Andres Serrano doit son succès à des photos aux thèmes provocateurs (mort, sexualité, religion). Le choc provient de la confrontation entre la beauté de l’image et la dureté du thème choisi. La perfection formelle de l’image en ferait presque oublier son contenu, si la violence de celui-ci ne surgissait avec force.
En 1992, Andres Serrano fréquente une morgue new-yorkaise et photographie les corps qui y sont entreposés. Loin de tout voyeurisme ou photographie de reportage, l’artiste ne montre pas des personnes mais la mort dans sa dimension humaine et universelle. Dans sa série The Morgue, jamais un corps n’est montré en entier. Ce sont toujours des détails (bras, torse, pied, …). Si le visage est au centre de l’image, le regard est recouvert d’un drap. Pour les différencier, Andres Serrano se contente d’indiquer la cause du décès (pneumonie infectieuse, suicide par mort au rat, mort par le feu, …). Et si certaines images sont violentes, sanglantes ou insupportables, il n’y a aucun pathos. Rien de gris, de terne ou de froid dans ses photographies. Au contraire, très influencé par la peinture classique, Andres Serrano recherche avant tout la beauté plastique. Effets de couleurs (rouge, blanc et violet appartenant au registre catholique), drapés et clairs-obscurs sur fonds noirs rappellent les Fragments anatomiques de Géricault, La leçon d’anatomie du Docteur Tulp de Rembrandt, les chairs à vif de Francis Bacon ou encore les esquisses clandestines de Léonard de Vinci qui déterrait les corps fraîchement mis en terre.
Le rapport au religieux est également présent.

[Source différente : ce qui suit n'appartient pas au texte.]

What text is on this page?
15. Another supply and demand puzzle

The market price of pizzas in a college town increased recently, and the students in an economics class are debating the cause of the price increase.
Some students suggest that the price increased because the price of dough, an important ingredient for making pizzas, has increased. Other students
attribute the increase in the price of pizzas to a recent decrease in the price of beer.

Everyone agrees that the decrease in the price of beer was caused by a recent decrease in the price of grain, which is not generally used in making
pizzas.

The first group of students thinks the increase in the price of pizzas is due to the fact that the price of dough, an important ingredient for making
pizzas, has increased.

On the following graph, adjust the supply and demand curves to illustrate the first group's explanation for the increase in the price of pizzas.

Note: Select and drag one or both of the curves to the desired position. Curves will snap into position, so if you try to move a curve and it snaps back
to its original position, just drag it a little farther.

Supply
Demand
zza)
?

Dans le pied isolé de Rat Poison Suicide II, sous la longue et élégante veine bleue qui court sous la peau, une blessure nette où brille le sang d’un rouge écarlate apparaît comme un énigmatique stigmate. Enfin, la gêne et la fascination provoquées par ses images renvoient au Memento Mori, méditation philosophique sur la mort dans la tradition chrétienne.